I am absolutely of the thought that it's the VM, but my expectation is that it's "inside" of the VM as opposed to an external piece.
I don't know what I would want to be looking for in terms of the saturation items. Also, the xstat output shows 16 vCPU, but these machines are 24 vCPU (dual hexacore with hyperthreading). The XCP-NG Client program shows 24 vCPU in the graphs. This is how it has always been, even with the prior versions of XenServer.
-
@ember1205 Weird. You don't have an older backup of the VM, per chance? Sounds almost like it may have been somehow corrupted.
-
@tjkreidl said in Troubleshooting System Interrupts issue:
@ember1205 Weird. You don't have an older backup of the VM, per chance? Sounds almost like it may have been somehow corrupted.
I don't. And I didn't realize the SSD was giving coalesce warnings (which is where the VHD was stored for a very long time) until I tried to move it off to a NFS repository. I ended up cloning the drive to get "most of it" so that it was functional, but something is corrupted in there somewhere. It has to be.
-
@ember1205 I agree, there is no other reasonable explanation. Alas, backups are so critical. I hope, if need be, you can re-create the VM somehow! That, or you'll have to have it limp along as is I'm afraid.
-
@tjkreidl said in Troubleshooting System Interrupts issue:
@ember1205 I agree, there is no other reasonable explanation. Alas, backups are so critical. I hope, if need be, you can re-create the VM somehow! That, or you'll have to have it limp along as is I'm afraid.

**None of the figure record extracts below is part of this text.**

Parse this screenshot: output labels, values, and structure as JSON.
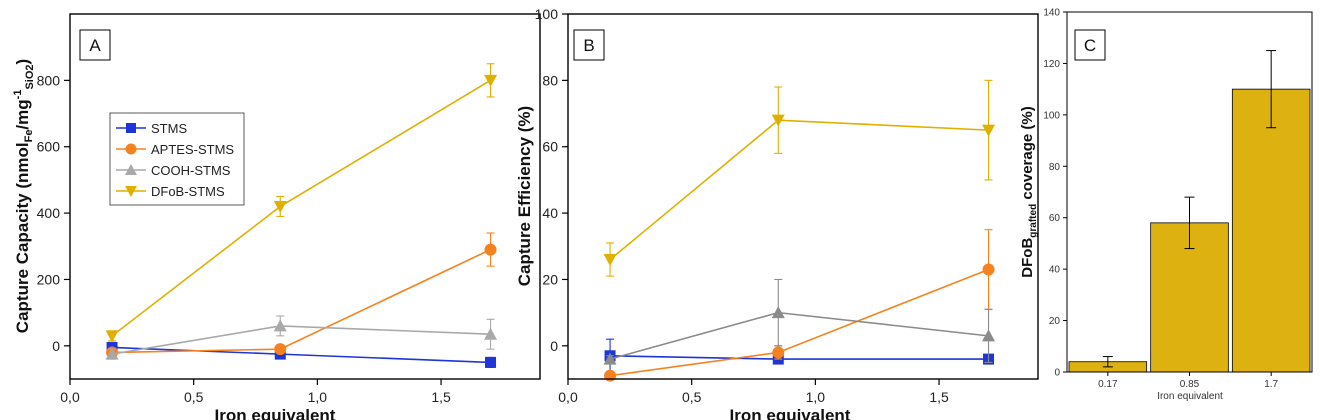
{
  "chart_data": [
    {
      "type": "line",
      "panel_label": "A",
      "xlabel": "Iron equivalent",
      "ylabel_parts": {
        "main": "Capture Capacity (nmol",
        "sub1": "Fe",
        "mid": "/mg",
        "sup": "-1",
        "sub2": "SiO2",
        "end": ")"
      },
      "xlim": [
        0,
        1.9
      ],
      "ylim": [
        -100,
        1000
      ],
      "xticks": [
        0.0,
        0.5,
        1.0,
        1.5
      ],
      "xtick_labels": [
        "0,0",
        "0,5",
        "1,0",
        "1,5"
      ],
      "yticks": [
        0,
        200,
        400,
        600,
        800
      ],
      "ytick_labels": [
        "0",
        "200",
        "400",
        "600",
        "800"
      ],
      "x": [
        0.17,
        0.85,
        1.7
      ],
      "legend_position": "center-left",
      "series": [
        {
          "name": "STMS",
          "color": "#1f35d6",
          "marker": "square",
          "values": [
            -5,
            -25,
            -50
          ],
          "errors": [
            15,
            10,
            15
          ]
        },
        {
          "name": "APTES-STMS",
          "color": "#f5821f",
          "marker": "circle",
          "values": [
            -20,
            -10,
            290
          ],
          "errors": [
            10,
            10,
            50
          ]
        },
        {
          "name": "COOH-STMS",
          "color": "#a9a9a9",
          "marker": "triangle-up",
          "values": [
            -25,
            60,
            35
          ],
          "errors": [
            15,
            30,
            45
          ]
        },
        {
          "name": "DFoB-STMS",
          "color": "#e0b000",
          "marker": "triangle-down",
          "values": [
            30,
            420,
            800
          ],
          "errors": [
            15,
            30,
            50
          ]
        }
      ]
    },
    {
      "type": "line",
      "panel_label": "B",
      "xlabel": "Iron equivalent",
      "ylabel": "Capture Efficiency (%)",
      "xlim": [
        0,
        1.9
      ],
      "ylim": [
        -10,
        100
      ],
      "xticks": [
        0.0,
        0.5,
        1.0,
        1.5
      ],
      "xtick_labels": [
        "0,0",
        "0,5",
        "1,0",
        "1,5"
      ],
      "yticks": [
        0,
        20,
        40,
        60,
        80,
        100
      ],
      "ytick_labels": [
        "0",
        "20",
        "40",
        "60",
        "80",
        "100"
      ],
      "x": [
        0.17,
        0.85,
        1.7
      ],
      "series": [
        {
          "name": "STMS",
          "color": "#1f35d6",
          "marker": "square",
          "values": [
            -3,
            -4,
            -4
          ],
          "errors": [
            5,
            1,
            1
          ]
        },
        {
          "name": "APTES-STMS",
          "color": "#f5821f",
          "marker": "circle",
          "values": [
            -9,
            -2,
            23
          ],
          "errors": [
            1,
            2,
            12
          ]
        },
        {
          "name": "COOH-STMS",
          "color": "#8a8a8a",
          "marker": "triangle-up",
          "values": [
            -4,
            10,
            3
          ],
          "errors": [
            1,
            10,
            8
          ]
        },
        {
          "name": "DFoB-STMS",
          "color": "#e0b000",
          "marker": "triangle-down",
          "values": [
            26,
            68,
            65
          ],
          "errors": [
            5,
            10,
            15
          ]
        }
      ]
    },
    {
      "type": "bar",
      "panel_label": "C",
      "xlabel": "Iron equivalent",
      "ylabel_parts": {
        "main": "DFoB",
        "sub": "grafted",
        "end": " coverage (%)"
      },
      "categories": [
        "0.17",
        "0.85",
        "1.7"
      ],
      "values": [
        4,
        58,
        110
      ],
      "errors": [
        2,
        10,
        15
      ],
      "color": "#ddb10f",
      "ylim": [
        0,
        140
      ],
      "yticks": [
        0,
        20,
        40,
        60,
        80,
        100,
        120,
        140
      ],
      "ytick_labels": [
        "0",
        "20",
        "40",
        "60",
        "80",
        "100",
        "120",
        "140"
      ]
    }
  ]
}
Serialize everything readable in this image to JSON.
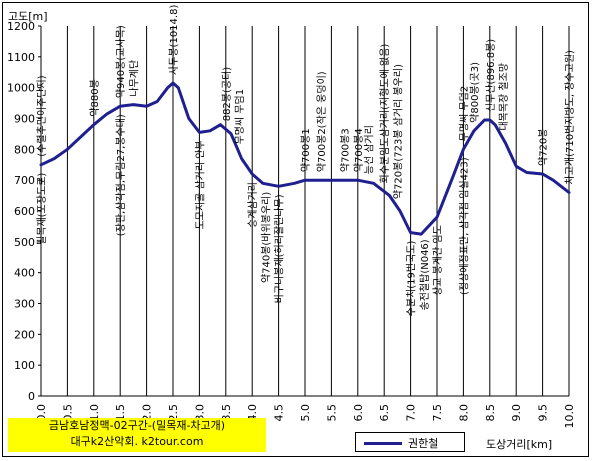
{
  "chart_data": {
    "type": "line",
    "ylabel": "고도[m]",
    "xlabel": "도상거리[km]",
    "ylim": [
      0,
      1200
    ],
    "xlim": [
      0,
      10
    ],
    "y_ticks": [
      "0",
      "100",
      "200",
      "300",
      "400",
      "500",
      "600",
      "700",
      "800",
      "900",
      "1000",
      "1100",
      "1200"
    ],
    "x_ticks": [
      "0.0",
      "0.5",
      "1.0",
      "1.5",
      "2.0",
      "2.5",
      "3.0",
      "3.5",
      "4.0",
      "4.5",
      "5.0",
      "5.5",
      "6.0",
      "6.5",
      "7.0",
      "7.5",
      "8.0",
      "8.5",
      "9.0",
      "9.5",
      "10.0"
    ],
    "grid": "vertical",
    "series": [
      {
        "name": "권한철",
        "color": "#1f1f8f",
        "x": [
          0.0,
          0.25,
          0.5,
          0.75,
          1.0,
          1.25,
          1.5,
          1.75,
          2.0,
          2.2,
          2.4,
          2.5,
          2.6,
          2.8,
          3.0,
          3.2,
          3.4,
          3.6,
          3.8,
          4.0,
          4.2,
          4.5,
          4.8,
          5.0,
          5.3,
          5.6,
          6.0,
          6.3,
          6.6,
          6.8,
          7.0,
          7.2,
          7.5,
          7.8,
          8.0,
          8.2,
          8.4,
          8.5,
          8.6,
          8.8,
          9.0,
          9.2,
          9.5,
          9.7,
          10.0
        ],
        "y": [
          750,
          770,
          800,
          840,
          880,
          915,
          940,
          945,
          940,
          955,
          1000,
          1015,
          1000,
          900,
          855,
          860,
          880,
          850,
          770,
          720,
          690,
          680,
          690,
          700,
          700,
          700,
          700,
          690,
          650,
          600,
          530,
          525,
          580,
          710,
          800,
          860,
          895,
          895,
          880,
          820,
          745,
          725,
          720,
          700,
          660
        ]
      }
    ],
    "annotations": [
      {
        "x": 0.0,
        "text": "밀목재(포장도로)",
        "pos": "low"
      },
      {
        "x": 0.0,
        "text": "(수렬추민이주단지)",
        "pos": "high"
      },
      {
        "x": 1.0,
        "text": "약880봉",
        "pos": "high"
      },
      {
        "x": 1.5,
        "text": "약940봉(교사목)",
        "pos": "high"
      },
      {
        "x": 1.75,
        "text": "나무계단",
        "pos": "high"
      },
      {
        "x": 1.5,
        "text": "(장판,삼각점,무림27,봉수대)",
        "pos": "low"
      },
      {
        "x": 2.5,
        "text": "사두봉(1014.8)",
        "pos": "high"
      },
      {
        "x": 3.0,
        "text": "도모지골 삼거리 안부",
        "pos": "low"
      },
      {
        "x": 3.5,
        "text": "882봉(공터)",
        "pos": "high"
      },
      {
        "x": 3.75,
        "text": "무명씨 무덤1",
        "pos": "high"
      },
      {
        "x": 4.0,
        "text": "승계삼거리",
        "pos": "low"
      },
      {
        "x": 4.25,
        "text": "약740봉(바위봉우리)",
        "pos": "low"
      },
      {
        "x": 4.5,
        "text": "비구니봉재(허리잘린나무)",
        "pos": "low"
      },
      {
        "x": 5.0,
        "text": "약700봉1",
        "pos": "high"
      },
      {
        "x": 5.3,
        "text": "약700봉2(작은 웅덩이)",
        "pos": "high"
      },
      {
        "x": 5.75,
        "text": "약700봉3",
        "pos": "high"
      },
      {
        "x": 6.0,
        "text": "약700봉4",
        "pos": "high"
      },
      {
        "x": 6.2,
        "text": "능선 삼거리",
        "pos": "high"
      },
      {
        "x": 6.5,
        "text": "회수분임도삼거리(지형도에 없음)",
        "pos": "high"
      },
      {
        "x": 6.75,
        "text": "약720봉(723봉 삼거리 봉우리)",
        "pos": "high"
      },
      {
        "x": 7.0,
        "text": "수분치(19번국도)",
        "pos": "low"
      },
      {
        "x": 7.25,
        "text": "송전철탑(N046)",
        "pos": "low"
      },
      {
        "x": 7.5,
        "text": "상교 봉계간 임도",
        "pos": "low"
      },
      {
        "x": 8.0,
        "text": "무명씨 무덤2",
        "pos": "high"
      },
      {
        "x": 8.0,
        "text": "(정상에정표만, 삼각점 임실423)",
        "pos": "low"
      },
      {
        "x": 8.2,
        "text": "약800봉(곳3)",
        "pos": "high"
      },
      {
        "x": 8.5,
        "text": "신무산(896.8봉)",
        "pos": "high"
      },
      {
        "x": 8.75,
        "text": "대목목장 철조망",
        "pos": "high"
      },
      {
        "x": 9.5,
        "text": "약720봉",
        "pos": "high"
      },
      {
        "x": 10.0,
        "text": "차고개(710번지방도, 장수고원)",
        "pos": "high"
      }
    ]
  },
  "title_box": {
    "line1": "금남호남정맥-02구간-(밀목재-차고개)",
    "line2": "대구k2산악회. k2tour.com"
  }
}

Yeah, I'll just leave it as is for now. Rebuilding is an option, but not a great one as I'm looking to make the move to Win11 "soon."
-
@Marcsteven said in Troubleshooting System Interrupts issue:
To resolve troubleshooting system interrupts errors, many methods can be executed. You can maybe disable sound effects. To do that, you can go to the taskbar and right-click the speaker icon. Then double-click your Default Device (speaker) > open Properties. Now tap the option of Enhancements and check the box which says โDisable all sound effects.โ Now press Ok to save the settings, and we will hope this will resolve the method. If it doesn't work then maybe you can update your PC's Bios by launching the Windows search > write CMD > run Command Prompt and then type these commands one after another > hit before you enter after each command systeminfo | findstr /I /c:bios wmic bios get manufacturer, smbiosbiosversion .
Appreciate the ideas here, but most of it pertains to desktop machines not virtual guest instances (upgrading the PC BIOS is not really applicable for this unless it were occurring on ALL guests, for example).